Experimental investigation on proppant transport and distribution characteristics in coal hydraulic fractures under true triaxial stresses

Abstract

Fracturing is one of the key technologies for unconventional oil and gas production. However, the closure stress will cause the hydraulic fractures to close, and proppant is often injected into the fracture to maintain the effective conductivity of the fractures for a long time. The proppant distribution in the fractures is one of the key factors affecting the efficient exploitation of unconventional natural gas. However, there are few studies on the proppant transport and distribution characteristics in the real hydraulic fractures. A self-developed high-pressure sand injection triaxial hydraulic fracturing experimental system was used to study the proppant migration and distribution in hydraulic fractures.

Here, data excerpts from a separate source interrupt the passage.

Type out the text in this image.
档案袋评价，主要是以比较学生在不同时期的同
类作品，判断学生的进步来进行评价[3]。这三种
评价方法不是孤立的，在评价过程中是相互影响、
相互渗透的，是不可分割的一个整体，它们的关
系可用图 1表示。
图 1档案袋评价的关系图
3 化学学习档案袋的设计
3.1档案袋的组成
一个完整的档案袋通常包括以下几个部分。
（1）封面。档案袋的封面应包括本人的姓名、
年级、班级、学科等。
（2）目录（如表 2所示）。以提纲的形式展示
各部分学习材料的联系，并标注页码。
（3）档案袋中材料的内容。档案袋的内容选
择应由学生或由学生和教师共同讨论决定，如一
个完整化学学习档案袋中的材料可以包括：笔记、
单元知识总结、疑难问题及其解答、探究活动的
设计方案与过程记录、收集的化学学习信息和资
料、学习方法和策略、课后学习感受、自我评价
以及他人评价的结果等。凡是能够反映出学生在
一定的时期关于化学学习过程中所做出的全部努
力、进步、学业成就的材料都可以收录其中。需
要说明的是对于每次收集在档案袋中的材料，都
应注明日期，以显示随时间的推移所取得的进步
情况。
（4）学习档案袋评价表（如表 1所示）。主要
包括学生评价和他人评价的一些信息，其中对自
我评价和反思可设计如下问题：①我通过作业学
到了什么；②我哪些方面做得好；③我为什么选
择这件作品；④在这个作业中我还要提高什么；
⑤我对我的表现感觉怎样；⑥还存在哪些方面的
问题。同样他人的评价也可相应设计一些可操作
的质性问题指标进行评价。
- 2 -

The results show that the proppant migration process mainly includes four stages: water filling stage, fracture reopening stage, proppant transport stage, and pressure relief stage. The basic characteristics of proppant transport in horizontal fractures is mainly along slope gradient transport or dispersion, and reverse slope gradient or low valley deposition. The sedimentary areas mainly include peak climbing deposition, ring peak deposition, and convection-diffusion deposition. The surface roughness of horizontal fractures is one of the key factors affecting the proppant transport and distribution. The fracture inlet roughness determines the proppant transport direction, and the overall roughness of the fracture surface determines the proppant distribution form. The proppant deposition is the most in the open hole parallel area, followed by the sealed hole parallel area in vertical fractures. The stress concentration at the hole bottom forms horizontal wing branch fractures, and a little proppant is deposited in the fractures. Generally, the stress required for proppant transport in horizontal fractures is smaller than that in vertical fractures. The findings of this study can help us better understand the migration and distribution of proppant in hydraulic fractures, and provide theoretical guidance for the efficient exploitation of unconventional natural gas.